Co-founder and editor in chief of Istanbul based independent publishing house Siren Yayınları Sanem Sirer answered three questions about the time we are passing through.

How are you affected?

The first case of Covid-19 was reported on March 11th in Turkey. We have been working from home since March 14th, following the recommendation of the health ministry that people should avoid going outside when possible. We are an independent publishing house with freedoms most other institutions may not have so we are working from home, spending this time to prepare new books and projects for our Summer and Fall seasons while physical bookstores are mostly closed. While we are all facing the same kind of worries and anxieties regarding the future and the well-being of our loved ones as well as our industry, we are trying to spend this period to find new ways to connect with readers and to innovate our own business practices.

What will change in your country or the world?

It's a historical moment that we are in right now and we are globally facing a challenge. There is much to think about for all of us in terms of sustainability and our destructive tendencies towards the planet. Economically there would be many wounds to tend to after this but moments of crisis are sometimes also moments of awakening.

The art world and the publishing industry will surely be hit badly, but art and literature will remain as they always have remained after wars, bombs, natural disasters, etc and they will continue to thrive. That's all we need, really, the rest can be reestablished or built anew, either by us or by others.

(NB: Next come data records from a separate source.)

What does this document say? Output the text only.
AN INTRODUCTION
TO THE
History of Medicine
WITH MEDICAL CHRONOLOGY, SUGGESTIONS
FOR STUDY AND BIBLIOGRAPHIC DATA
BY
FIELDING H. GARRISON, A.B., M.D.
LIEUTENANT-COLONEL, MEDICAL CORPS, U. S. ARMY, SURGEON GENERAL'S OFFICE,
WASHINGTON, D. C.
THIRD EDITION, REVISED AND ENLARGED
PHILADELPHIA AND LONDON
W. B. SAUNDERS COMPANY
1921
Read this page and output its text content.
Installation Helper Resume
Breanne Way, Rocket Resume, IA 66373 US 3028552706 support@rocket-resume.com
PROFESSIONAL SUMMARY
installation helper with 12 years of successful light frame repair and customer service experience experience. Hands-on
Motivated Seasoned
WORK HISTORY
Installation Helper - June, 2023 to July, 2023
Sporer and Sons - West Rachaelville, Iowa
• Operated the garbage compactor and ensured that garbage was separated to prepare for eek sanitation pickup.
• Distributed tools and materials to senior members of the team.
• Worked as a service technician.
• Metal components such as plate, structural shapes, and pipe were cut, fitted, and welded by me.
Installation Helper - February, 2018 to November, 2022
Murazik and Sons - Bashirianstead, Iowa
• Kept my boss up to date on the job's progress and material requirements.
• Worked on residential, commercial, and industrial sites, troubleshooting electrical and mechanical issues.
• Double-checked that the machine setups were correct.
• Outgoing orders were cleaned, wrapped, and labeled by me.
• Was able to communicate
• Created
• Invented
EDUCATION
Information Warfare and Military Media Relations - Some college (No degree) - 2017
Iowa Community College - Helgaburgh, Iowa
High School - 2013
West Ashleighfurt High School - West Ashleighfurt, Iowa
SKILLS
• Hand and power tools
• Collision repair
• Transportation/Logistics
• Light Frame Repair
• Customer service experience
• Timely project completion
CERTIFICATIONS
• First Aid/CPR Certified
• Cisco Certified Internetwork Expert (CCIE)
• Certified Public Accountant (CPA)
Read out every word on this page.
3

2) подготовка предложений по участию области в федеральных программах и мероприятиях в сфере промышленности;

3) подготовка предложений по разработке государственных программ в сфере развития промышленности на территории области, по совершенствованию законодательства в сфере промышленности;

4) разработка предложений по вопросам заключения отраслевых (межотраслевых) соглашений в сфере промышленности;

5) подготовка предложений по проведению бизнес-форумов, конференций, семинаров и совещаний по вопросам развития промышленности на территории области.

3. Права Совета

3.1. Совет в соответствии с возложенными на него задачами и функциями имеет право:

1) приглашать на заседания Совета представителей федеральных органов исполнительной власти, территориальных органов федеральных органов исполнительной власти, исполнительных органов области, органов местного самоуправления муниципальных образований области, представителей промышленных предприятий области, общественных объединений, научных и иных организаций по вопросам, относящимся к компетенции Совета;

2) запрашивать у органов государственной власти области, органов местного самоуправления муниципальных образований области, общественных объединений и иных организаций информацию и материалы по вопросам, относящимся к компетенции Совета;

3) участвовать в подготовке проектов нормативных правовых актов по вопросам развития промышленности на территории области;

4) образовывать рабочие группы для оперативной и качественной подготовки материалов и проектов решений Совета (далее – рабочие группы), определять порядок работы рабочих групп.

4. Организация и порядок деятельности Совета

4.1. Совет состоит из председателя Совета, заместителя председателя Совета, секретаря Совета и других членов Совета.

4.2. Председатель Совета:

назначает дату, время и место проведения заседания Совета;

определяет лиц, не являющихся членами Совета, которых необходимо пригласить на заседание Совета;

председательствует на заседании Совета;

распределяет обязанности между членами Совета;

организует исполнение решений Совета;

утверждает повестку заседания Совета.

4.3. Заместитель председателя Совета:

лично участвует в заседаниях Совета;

What do you hope to change?

I am not sure if we necessarily learn much from pandemics, it may be just enough to survive them, but one would hope that we may be forced to change our ways, our attitudes, our bottomless cravings at the expense of others and give up on our denial in terms of the level of human destruction on the planet.

During the testing circumstances of this pandemic, most people have had the experience of facing their own mortality as they were following each day's statistics and they also contemplated life without their loved ones so that there is a renewed understanding of what "the essentials" are - this is a sobering experience in that sense.

Nobody wants to be a number or an element in a statistic and this is the part that is truly heartbreaking, the act of bearing witness to this as it is happening...

Perhaps, when we have begun to heal, we can reconsider how we have built our existing systems to be so fragile and question how we have normalized inequalities to build a better world where each life matters.